Después vino un cambio radical: Correspondencia, un relato humorístico de Woody Allen que, en forma epistolar, nos plantea una partida de ajedrez por correo entre dos eruditos, que acaba como el rosario de la aurora. Este relato era uno de los que aparecían en Cómo acabar de una vez por todas con la cultura, un libro del que ya hablé en el Antro. Pese a que se trata de un texto muy divertido y estrambótico, creo que el audiorrelato funciona mejor con el suspense y el terror, y a eso me he ceñido desde entonces.

El siguiente relato fue El almohadón de plumas, un cuento espeluznante de Horacio Quiroga que leí hace una eternidad, en un recopilatorio de autores de terror que unía a Poe con Lovecraft y con Quiroga. Relativamente breve y contemplativo, el cuento da un cambio brutal al final, y creo que lo transmití bien. Tengo en mi lista, para más adelante, La gallina degollada, del mismo autor, pero al tener mayor cantidad de diálogo, y al estar escrito este, como es natural, en español de América lleno de coloquialismos, puede ser un reto locutarlo sin retoques.


Como veis, he ido grabando todos los textos que han quedado grabados en mi mente desde la primera  vez que los leí, aquellos que se niegan a abandonarme. El siguiente no fue otro que El corazón delator, de Poe, traducido por Cortázar, un relato también inmortal, al que traté de hacer justicia. Ya traduje y subtitulé (con mayor o peor fortuna) un corto de animación basado en El corazón delator, y me inspiré en la narración de James Mason, que interpreta perfectamente al narrador loco.
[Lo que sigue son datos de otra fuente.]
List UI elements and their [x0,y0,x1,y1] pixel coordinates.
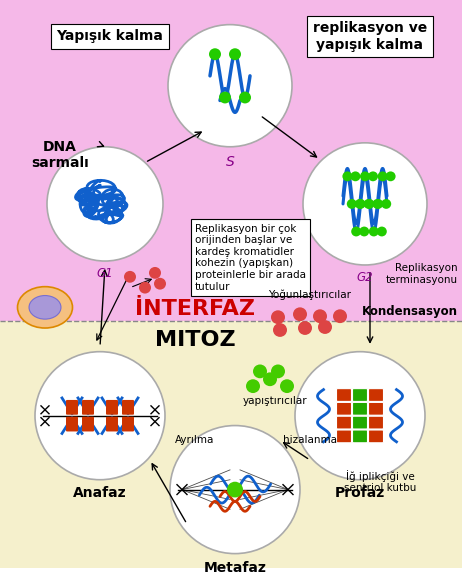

Lo grabé una mañana, en Sigüenza, aprovechando que no había nadie en casa, y di rienda suelta a lo que me inspiraba el relato. Un simple signo de exclamación para remarcar una frase se convirtió en una frase pronunciada casi en un rugido; los accesos de locura del protagonista y sus frases obsesivas, la alternancia entre querer parecer razonable y cuerdo y la pérdida total de la razón… Todo ello aderezado con la mejor música: la banda sonora de los geniales juegos Amnesia: A Machine for Pigs, y de Outcry, la música más demente y malrrollista. Seguramente sea la grabación de la que estoy más orgulloso, la más auténtica.
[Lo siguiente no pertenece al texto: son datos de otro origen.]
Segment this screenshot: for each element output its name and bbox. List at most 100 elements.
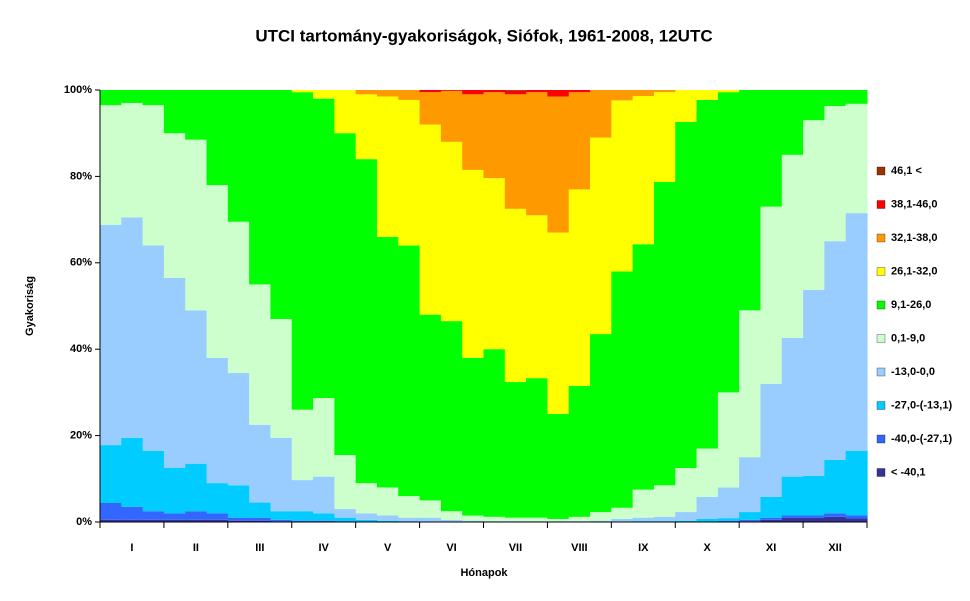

Tras El corazón delator, me fui a por otro de mis relatos favoritos: La pata de mono, de W. W. Jacobs, un autor que en toda su vida sólo escribió un cuento de terror (el resto era humorístico). Una vez más, un poco de música y efectos (el crepitar del fuego, los pájaros por la mañana…). La traducción que elegí no es la mejor, y hay algunos momentos que chirrían, pero el relato es magnífico. El final, lleno de suspense, que estimula la imaginación del lector, lleva de fondo ese tema tan bueno de 30 semanas después, que no hacen más que aumentar la tensión y la expectación:


Después, grabé un cuento brevísimo en inglés, The appointment in Samarra (apenas dos minutos y medio), irónico pero terrible. Dead Can Dance para enfatizar el carácter exótico y trágico del cuento.
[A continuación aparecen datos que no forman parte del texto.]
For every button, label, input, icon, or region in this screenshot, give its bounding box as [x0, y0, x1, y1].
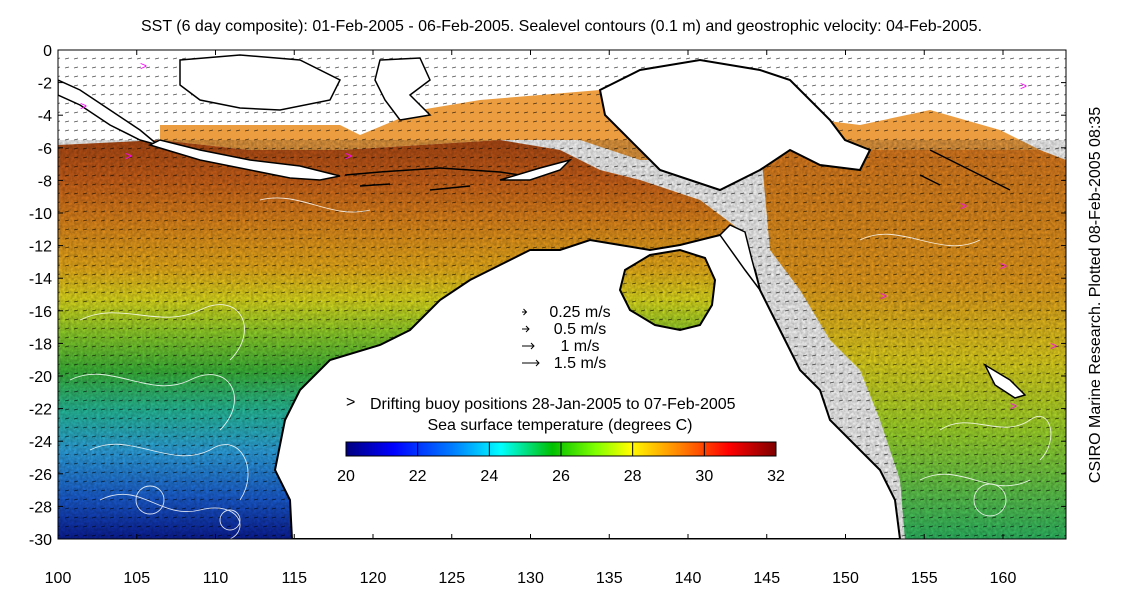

Hasta entonces, ni siquiera me había planteado compartir públicamente todo esto, ni tampoco la razón de haberlos hecho (quizá la voluntad de dejar algún recuerdo de mí, para mí mismo, y de una de las cosas más importantes para mí, desde siempre: los libros que he leído). Del mismo modo que me decidí a grabar el vídeo de Audatia: es un buen recuerdo del tiempo que pasé en Oporto, y también un buen resumen de lo que hice allí. El caso es que empecé a pensar en subir a Internet alguno de estos audios, pero surgía una dificultad: la música tenía derechos de autor. Así que para el próximo, busqué en la página de Incompetech (música sin derechos de autor, de muchos estilos distintos), las canciones que mejor pudieran ajustarse a lo que quería grabar. Y es que lo que quería grabar era… delicado. Se trataba de Los ojos de Mara.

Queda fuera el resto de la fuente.